In preschool, elementary and middle school there were the occasional theme days: pajama day, crazy hair day and, of course, Halloween. My son often balked at these, not inclined to go along with the crowd.
To be fair, my son has paid attention to fashion for a while. As a first-grader, he saw an older boy with long hair and said “I want that …” And, from first through eighth grade, he grew his hair out to a very long length. Known as ‘the boy with long hair,’ and often mistaken for a girl, he added to the persona by dedicating a year of his life to wearing only tie-dye. Notoriety followed these fashion choices, and many kids in the school followed suit, growing their hair and mimicking his style. My son played it cool, never seeming to be too headstrong, he remains down-to-earth. His tie-dye shirt collection even drew a nice bid when auctioned off at the school fundraiser.
The hair came off just before high school, and his fashion changed from hippy to hipster with ironic t-shirts, five-panel hats, and loud Van’s skater shoes. Still a leader in the fashion arena, his jeans got skinny and shirts bright and flowery.
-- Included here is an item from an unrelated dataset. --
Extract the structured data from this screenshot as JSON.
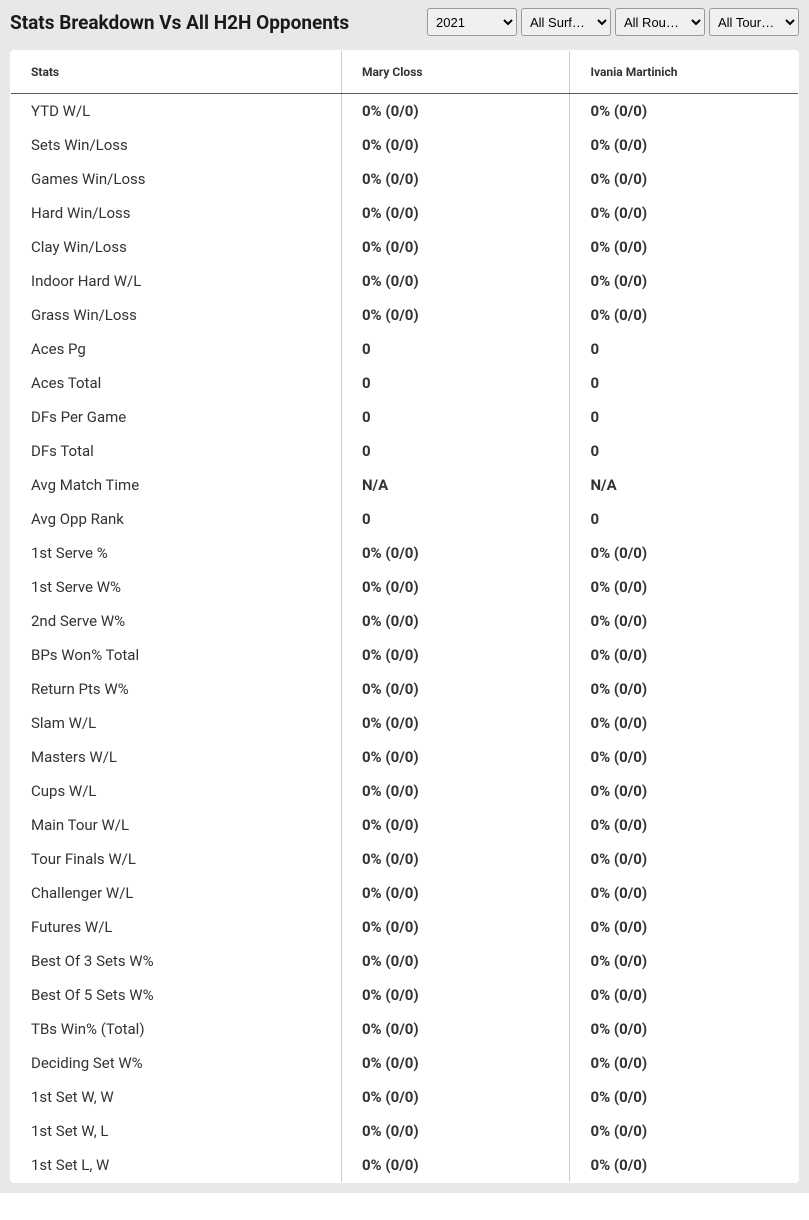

All of this remains consistent with the gender fluid identity of my son and his friends. “Queer” is de rigueur and it makes sense to dress the part.
So as the new school year approached, our son began gearing up: flowered shirts, short shorts, and ironic tees. We buy all but the most garish garb for him, feeling compelled to clothe our son as we strive to accept and support who he is. A couple of purchases he made from his own funds were dresses. We assumed these were intended as costumes for his avant-garde theater group.
But recently, after describing his first day of sophomore year, he casually announced that on day two he’d be wearing a dress to school.
His mom and I didn’t miss a beat, merely curious why he waited for the second day. “Doing it on the first day would’ve been such a cliché!” was our son’s response.
So the next morning after a shower, and applying the subtle eye make-up that’s been a daily routine since he appeared in his first stage production last spring, our son donned a dress and packed up his book bag before classes. My son wore a dress.
The blue cotton sundress he chose would be fitting of any teenage girl. Heck, it might actually be something his mom would wear. And he looked pretty darn good in it. I like how it ties behind the neck, and I wondered how he got it on without asking for help. The unfilled bulge at the breast is a bit distracting at first, but overall he looks like a fit young man making a bold fashion choice.
So mu son wore a dress. These are the types of choices he’s making, and as a parent I am strongly compelled to leave well enough alone and let my son navigate his own course. That this path leads through the halls of a big urban school is something he must’ve calculated. That he’ll be in the company of familiar friends, and under the eye of new teachers and administrators, may have figured into his calculations.
When I check my own feelings, I need only recall myself as a high schooler, seeking attention and acceptance. My persona was as a merry prankster (in the Ken Kesey tradition), a yippie letting my freak flag fly with bright clothing and bold public actions. Later, my academic career centered on gender identity development and it seems only fitting that my son is exploring similar territory, and taking it to new places.
“Nice dress” was how I greeted my son this morning.
“Thanks,” he replied.
“I’ll see you after cross country practice, at the back-to-school picnic,” I continued.
“Cool” he said.
And cool he is, with the whole idea of a not-yet-16-year-old boy going to school in a dress. I’m cool with it, too.